Brain Sci. 2022 Feb 15;12(2):270. doi: 10.3390/brainsci12020270.
Dementia is a neurodegenerative disease that leads to the development of cognitive deficits, such as aphasia, apraxia, and agnosia. It is currently considered one of the most significant major medical problems worldwide, primarily affecting the elderly. This condition gradually impairs the patient's cognition, eventually leading to the inability to perform everyday tasks without assistance. Since dementia is an incurable disease, early detection plays an important role in delaying its progression. Because of this, tools and methods have been developed to help accurately diagnose patients in their early stages. State-of-the-art methods have shown that the use of syntactic-type linguistic features provides a sensitive and noninvasive tool for detecting dementia in its early stages. However, these methods lack relevant semantic information. In this work, we propose a novel methodology, based on the semantic features approach, by using sentence embeddings computed by Siamese BERT networks (SBERT), along with support vector machine (SVM), K-nearest neighbors (KNN), random forest, and an artificial neural network (ANN) as classifiers. Our methodology extracted 17 features that provide demographic, lexical, syntactic, and semantic information from 550 oral production samples of elderly controls and people with Alzheimer's disease, provided by the DementiaBank Pitt Corpus database. To quantify the relevance of the extracted features for the dementia classification task, we calculated the mutual information score, which demonstrates a dependence between our features and the MMSE score. The experimental classification performance metrics, such as the accuracy, precision, recall, and F1 score (77, 80, 80, and 80%, respectively), validate that our methodology performs better than syntax-based methods and the BERT approach when only the linguistic features are used.

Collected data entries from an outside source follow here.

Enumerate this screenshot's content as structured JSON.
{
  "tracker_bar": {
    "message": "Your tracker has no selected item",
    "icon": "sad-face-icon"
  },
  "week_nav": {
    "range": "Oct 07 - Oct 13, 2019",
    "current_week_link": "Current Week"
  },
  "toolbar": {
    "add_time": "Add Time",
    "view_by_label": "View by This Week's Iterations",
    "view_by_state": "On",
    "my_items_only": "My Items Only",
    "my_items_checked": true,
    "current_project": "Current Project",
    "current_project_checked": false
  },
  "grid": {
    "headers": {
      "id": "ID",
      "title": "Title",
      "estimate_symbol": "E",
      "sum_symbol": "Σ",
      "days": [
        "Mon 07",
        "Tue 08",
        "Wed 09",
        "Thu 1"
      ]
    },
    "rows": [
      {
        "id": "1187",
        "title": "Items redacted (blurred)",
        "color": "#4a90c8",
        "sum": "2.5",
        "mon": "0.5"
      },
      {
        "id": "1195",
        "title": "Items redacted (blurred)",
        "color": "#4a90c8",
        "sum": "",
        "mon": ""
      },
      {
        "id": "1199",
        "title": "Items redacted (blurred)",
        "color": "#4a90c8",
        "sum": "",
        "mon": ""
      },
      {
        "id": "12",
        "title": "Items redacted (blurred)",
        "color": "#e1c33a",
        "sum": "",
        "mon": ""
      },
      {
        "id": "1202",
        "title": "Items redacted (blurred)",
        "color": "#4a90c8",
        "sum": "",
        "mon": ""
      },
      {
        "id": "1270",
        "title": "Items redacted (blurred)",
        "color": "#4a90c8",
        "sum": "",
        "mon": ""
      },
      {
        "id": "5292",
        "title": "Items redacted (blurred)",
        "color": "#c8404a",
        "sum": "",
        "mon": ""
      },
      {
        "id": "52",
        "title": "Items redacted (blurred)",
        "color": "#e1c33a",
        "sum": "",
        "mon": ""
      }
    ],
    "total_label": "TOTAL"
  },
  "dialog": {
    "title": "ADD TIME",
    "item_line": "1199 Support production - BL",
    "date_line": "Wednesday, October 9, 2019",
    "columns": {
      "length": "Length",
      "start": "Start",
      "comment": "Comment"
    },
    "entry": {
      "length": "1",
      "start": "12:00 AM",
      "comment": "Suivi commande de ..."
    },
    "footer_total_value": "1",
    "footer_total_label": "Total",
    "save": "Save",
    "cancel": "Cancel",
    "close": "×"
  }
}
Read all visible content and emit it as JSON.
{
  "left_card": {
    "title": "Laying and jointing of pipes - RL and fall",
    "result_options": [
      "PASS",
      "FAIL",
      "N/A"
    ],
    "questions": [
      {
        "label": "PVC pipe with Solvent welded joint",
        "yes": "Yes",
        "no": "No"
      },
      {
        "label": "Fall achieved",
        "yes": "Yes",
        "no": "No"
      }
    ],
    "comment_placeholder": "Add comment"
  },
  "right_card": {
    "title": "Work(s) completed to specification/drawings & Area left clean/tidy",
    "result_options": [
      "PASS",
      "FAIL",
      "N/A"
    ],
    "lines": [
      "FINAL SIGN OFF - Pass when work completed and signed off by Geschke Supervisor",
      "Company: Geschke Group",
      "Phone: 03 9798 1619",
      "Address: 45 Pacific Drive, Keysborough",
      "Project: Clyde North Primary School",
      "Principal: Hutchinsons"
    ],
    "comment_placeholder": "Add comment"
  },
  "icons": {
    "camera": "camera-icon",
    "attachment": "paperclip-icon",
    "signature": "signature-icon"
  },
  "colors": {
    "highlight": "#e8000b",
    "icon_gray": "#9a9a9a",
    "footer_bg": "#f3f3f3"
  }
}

痴呆症是一种神经退行性疾病,会导致认知缺陷的发展,如失语症、失用症和失认症。它目前被认为是全球最重要的主要医学问题之一,主要影响老年人。这种疾病会逐渐损害患者的认知能力,最终导致在没有帮助的情况下无法完成日常任务。由于痴呆症是一种无法治愈的疾病,早期检测在延缓其进展方面起着重要作用。因此,已经开发出工具和方法来帮助在早期阶段准确诊断患者。最先进的方法表明,使用句法类型的语言特征为早期检测痴呆症提供了一种敏感且非侵入性的工具。然而,这些方法缺乏相关的语义信息。在这项工作中,我们提出了一种基于语义特征方法的新颖方法,通过使用由暹罗BERT网络(SBERT)计算的句子嵌入,以及支持向量机(SVM)、K近邻(KNN)、随机森林和人工神经网络(ANN)作为分类器。我们的方法从痴呆症银行匹兹堡语料库数据库提供的550个老年对照组和阿尔茨海默病患者的口语样本中提取了17个特征,这些特征提供了人口统计学、词汇、句法和语义信息。为了量化提取的特征与痴呆症分类任务的相关性,我们计算了互信息得分,这表明我们的特征与MMSE得分之间存在依赖关系。实验分类性能指标,如准确率、精确率、召回率和F1分数(分别为77%、80%、80%和80%),验证了我们的方法在仅使用语言特征时比基于句法的方法和BERT方法表现更好。